One phone call and there were book-ghouls out spying on Everall. In the menace of the suggestion is the coinage of the threat; here be the obsessionals. By mid-afternoon I called them off, offering them nothing in solace save the promise of further missions down the way. As you can see, this reader leaves nothing too much to chance and few avenues are closed forever. I guess in the end the attempt was the valiant one of trying to get into the spirit of the thing. I was reading against the letter and as such, was rubbing against the grain. Everall in the meantime had got wind of the situation and changed his numbers, his keys, his address book. Rowlands was on a barge near Brentford looking to do some serious damage. Things were getting out of hand. I closed my door for keeps and read the blurb.

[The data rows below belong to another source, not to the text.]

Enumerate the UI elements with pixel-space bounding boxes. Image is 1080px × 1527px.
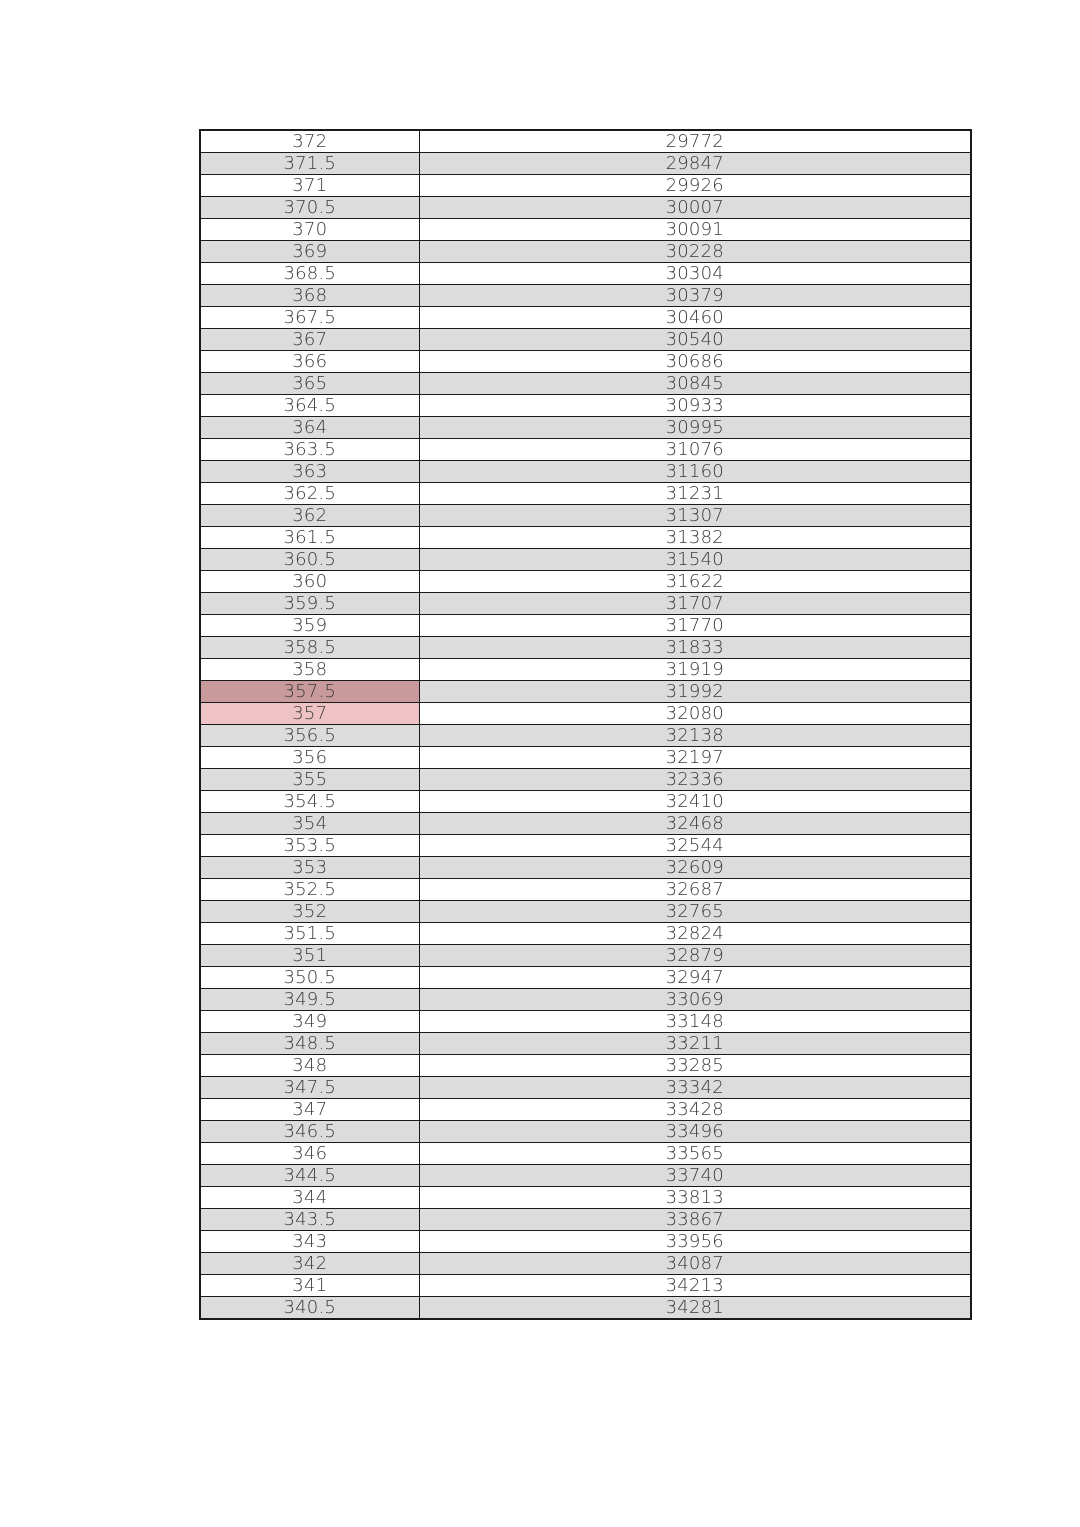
table-row <box>200 615 971 637</box>
score-cell: 341 <box>200 1275 419 1297</box>
table-row <box>200 835 971 857</box>
table-row <box>200 461 971 483</box>
score-cell: 351 <box>200 945 419 967</box>
rank-cell: 32138 <box>419 725 971 747</box>
score-cell: 368 <box>200 285 419 307</box>
score-cell: 347.5 <box>200 1077 419 1099</box>
score-cell: 367 <box>200 329 419 351</box>
table-row <box>200 769 971 791</box>
score-cell: 356.5 <box>200 725 419 747</box>
table-row <box>200 571 971 593</box>
table-row <box>200 1099 971 1121</box>
score-cell: 364 <box>200 417 419 439</box>
table-row <box>200 527 971 549</box>
rank-cell: 32765 <box>419 901 971 923</box>
score-cell: 349 <box>200 1011 419 1033</box>
rank-cell: 32687 <box>419 879 971 901</box>
rank-cell: 31540 <box>419 549 971 571</box>
table-row <box>200 505 971 527</box>
rank-cell: 30686 <box>419 351 971 373</box>
rank-cell: 33956 <box>419 1231 971 1253</box>
score-cell: 363.5 <box>200 439 419 461</box>
rank-cell: 32080 <box>419 703 971 725</box>
score-cell: 352.5 <box>200 879 419 901</box>
rank-cell: 31833 <box>419 637 971 659</box>
rank-cell: 32468 <box>419 813 971 835</box>
table-row <box>200 989 971 1011</box>
score-cell: 354.5 <box>200 791 419 813</box>
score-cell: 350.5 <box>200 967 419 989</box>
table-row <box>200 1275 971 1297</box>
score-cell: 358 <box>200 659 419 681</box>
table-row <box>200 219 971 241</box>
table-row <box>200 395 971 417</box>
table-row <box>200 175 971 197</box>
table-row <box>200 1187 971 1209</box>
score-cell: 357.5 <box>200 681 419 703</box>
score-cell: 342 <box>200 1253 419 1275</box>
rank-cell: 30379 <box>419 285 971 307</box>
score-cell: 355 <box>200 769 419 791</box>
table-row <box>200 1253 971 1275</box>
table-row <box>200 1165 971 1187</box>
table-row <box>200 637 971 659</box>
score-cell: 365 <box>200 373 419 395</box>
table-row <box>200 1209 971 1231</box>
table-row <box>200 307 971 329</box>
score-cell: 346.5 <box>200 1121 419 1143</box>
rank-cell: 33813 <box>419 1187 971 1209</box>
table-row <box>200 901 971 923</box>
rank-cell: 32197 <box>419 747 971 769</box>
score-cell: 340.5 <box>200 1297 419 1320</box>
table-row <box>200 1055 971 1077</box>
table-row <box>200 483 971 505</box>
score-cell: 359 <box>200 615 419 637</box>
score-cell: 349.5 <box>200 989 419 1011</box>
score-cell: 364.5 <box>200 395 419 417</box>
rank-cell: 30460 <box>419 307 971 329</box>
score-rank-table <box>199 129 972 1320</box>
rank-cell: 29772 <box>419 130 971 153</box>
score-cell: 371 <box>200 175 419 197</box>
score-cell: 359.5 <box>200 593 419 615</box>
table-row <box>200 417 971 439</box>
table-row <box>200 241 971 263</box>
score-cell: 368.5 <box>200 263 419 285</box>
rank-cell: 31160 <box>419 461 971 483</box>
table-row <box>200 1143 971 1165</box>
rank-cell: 33496 <box>419 1121 971 1143</box>
score-cell: 360.5 <box>200 549 419 571</box>
table-row <box>200 681 971 703</box>
score-cell: 356 <box>200 747 419 769</box>
rank-cell: 31770 <box>419 615 971 637</box>
rank-cell: 32947 <box>419 967 971 989</box>
table-row <box>200 351 971 373</box>
score-cell: 348.5 <box>200 1033 419 1055</box>
score-cell: 348 <box>200 1055 419 1077</box>
rank-cell: 31622 <box>419 571 971 593</box>
score-cell: 357 <box>200 703 419 725</box>
rank-cell: 32544 <box>419 835 971 857</box>
score-cell: 353.5 <box>200 835 419 857</box>
table-row <box>200 725 971 747</box>
score-cell: 347 <box>200 1099 419 1121</box>
rank-cell: 30091 <box>419 219 971 241</box>
rank-cell: 33148 <box>419 1011 971 1033</box>
rank-cell: 32609 <box>419 857 971 879</box>
table-row <box>200 153 971 175</box>
rank-cell: 30995 <box>419 417 971 439</box>
score-cell: 344 <box>200 1187 419 1209</box>
rank-cell: 33285 <box>419 1055 971 1077</box>
table-row <box>200 329 971 351</box>
rank-cell: 33211 <box>419 1033 971 1055</box>
rank-cell: 31382 <box>419 527 971 549</box>
table-row <box>200 923 971 945</box>
table-row <box>200 945 971 967</box>
score-cell: 369 <box>200 241 419 263</box>
table-row <box>200 813 971 835</box>
rank-cell: 32336 <box>419 769 971 791</box>
score-cell: 343 <box>200 1231 419 1253</box>
rank-cell: 33740 <box>419 1165 971 1187</box>
rank-cell: 34213 <box>419 1275 971 1297</box>
table-row <box>200 130 971 153</box>
table-row <box>200 285 971 307</box>
score-cell: 343.5 <box>200 1209 419 1231</box>
score-cell: 360 <box>200 571 419 593</box>
score-cell: 366 <box>200 351 419 373</box>
score-cell: 367.5 <box>200 307 419 329</box>
score-cell: 354 <box>200 813 419 835</box>
score-cell: 358.5 <box>200 637 419 659</box>
rank-cell: 32879 <box>419 945 971 967</box>
rank-cell: 32410 <box>419 791 971 813</box>
score-cell: 351.5 <box>200 923 419 945</box>
rank-cell: 29926 <box>419 175 971 197</box>
rank-cell: 31919 <box>419 659 971 681</box>
table-row <box>200 263 971 285</box>
score-cell: 352 <box>200 901 419 923</box>
rank-cell: 31307 <box>419 505 971 527</box>
score-cell: 362 <box>200 505 419 527</box>
score-cell: 371.5 <box>200 153 419 175</box>
score-cell: 346 <box>200 1143 419 1165</box>
rank-cell: 31992 <box>419 681 971 703</box>
rank-cell: 30228 <box>419 241 971 263</box>
table-row <box>200 549 971 571</box>
rank-cell: 33428 <box>419 1099 971 1121</box>
table-row <box>200 879 971 901</box>
rank-cell: 30304 <box>419 263 971 285</box>
score-cell: 363 <box>200 461 419 483</box>
score-cell: 372 <box>200 130 419 153</box>
rank-cell: 30933 <box>419 395 971 417</box>
score-cell: 344.5 <box>200 1165 419 1187</box>
rank-cell: 32824 <box>419 923 971 945</box>
table-row <box>200 1121 971 1143</box>
rank-cell: 33069 <box>419 989 971 1011</box>
rank-cell: 33342 <box>419 1077 971 1099</box>
table-row <box>200 197 971 219</box>
rank-cell: 29847 <box>419 153 971 175</box>
table-row <box>200 659 971 681</box>
rank-cell: 31707 <box>419 593 971 615</box>
rank-cell: 31076 <box>419 439 971 461</box>
table-row <box>200 1033 971 1055</box>
rank-cell: 34281 <box>419 1297 971 1320</box>
score-cell: 353 <box>200 857 419 879</box>
rank-cell: 30845 <box>419 373 971 395</box>
table-row <box>200 1077 971 1099</box>
table-row <box>200 967 971 989</box>
score-cell: 362.5 <box>200 483 419 505</box>
score-cell: 361.5 <box>200 527 419 549</box>
rank-cell: 30007 <box>419 197 971 219</box>
table-row <box>200 593 971 615</box>
table-row <box>200 703 971 725</box>
table-row <box>200 791 971 813</box>
rank-cell: 31231 <box>419 483 971 505</box>
rank-cell: 34087 <box>419 1253 971 1275</box>
rank-cell: 33867 <box>419 1209 971 1231</box>
table-body <box>200 130 971 1319</box>
table-row <box>200 1231 971 1253</box>
score-cell: 370.5 <box>200 197 419 219</box>
score-cell: 370 <box>200 219 419 241</box>
table-row <box>200 439 971 461</box>
table-row <box>200 857 971 879</box>
table-row <box>200 1297 971 1320</box>
table-row <box>200 373 971 395</box>
table-row <box>200 1011 971 1033</box>
table-row <box>200 747 971 769</box>
rank-cell: 30540 <box>419 329 971 351</box>
rank-cell: 33565 <box>419 1143 971 1165</box>
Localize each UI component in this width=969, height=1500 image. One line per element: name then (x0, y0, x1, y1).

Stanley Green, ‘The ‘Protein Man’ is embroiled in an argument. He trawls the city streets campaigning for the suppression of desire through diet. His self-published pamphlet, ‘Eight Passion Proteins with Care’ outline the connections between nutrition, sedentary life and human sexuality. A second constellation recounts the history of a non-conformist group founded on action-analysis and bohemian schedules. Elsewhere, socialist-utopian Charles Fourier forms the basis of a discussion about the occupation of Sealand. His passionate series and visionary designs of the Phalanx rouse the search for an islet of resistance.

3 Communiqués is a documentary fiction charting a journey through the marginal histories of communalism, self-presentation and collective agency. It forges a subjunctive archaeology that renegotiates utopian propositions as a way of both making art and as a tool for progressive… blah blah blah. In a mental fit it was no longer a reading I could make. It was all very well, all very neat, all very tidy. But there’s a deeper trail here, a smarter kind of diligence that takes the trance out of the text and imports the porter stink of dead-eyed ideology. In Stanley Green you can trace all the scary monsters of this and the last century; that glacial certainty and the transcendental mystic light of the dictator, the iconoclast, the innovator and the camp director in a mental emptiness that builds and builds over the crazy nothingness of his maniacal life. Nothing can distract you from the thought that Nazi’s were like this, that Bin Laden, Pol Pot, people for whom life is a kind of project and its ideal is somewhere, something else, were like this. They all live this ascetic, frantic, frigid life. And it is all wrong, a monstrous life that hides from itself and leaves in its wake a trail of the dead.

Hitler, Stalin, Pol Pot, Bin Laden, even Moses. Our great metaphysical artists of dead texts. In the treacherous documents of resistance lie betrayal, heinous nightmares, dreamless states of vengeance where, as Blake reminds us, God forgives the murder of children before vengeance. Another thought containing its own insane loop towards a hurtling downfall.

At the day’s end the book is again being read. Perhaps in a different order. The crisis of desire – Fourier, Reich, the Protein Man – they become a semblance of something else. Eco-doubt surges up. The regressive idiocy of red-topped tabloid hysteria barracks the outlines: Hitler was a veggie etc etc… Mounting pressure to stop reading. Trying to find the beginning of things as desire is ending in fear. We’re here again, wondering about the power of art, of culture, of history, of reading… of the time of origins itself, of the terrifying call of Eden where there might be our own cleansed selves.

There should be a safety warning on this book. Read it. Worry. I creep to the door and check that the locks are secure. Curtains only half cover the windows. Outside this room, books ignite. I can see them burning in the night whilst lonely men dance and jump, pretending to know the primitive language of beginnings, telling those who may still be listening that they know the meaning of the fires. They really don’t.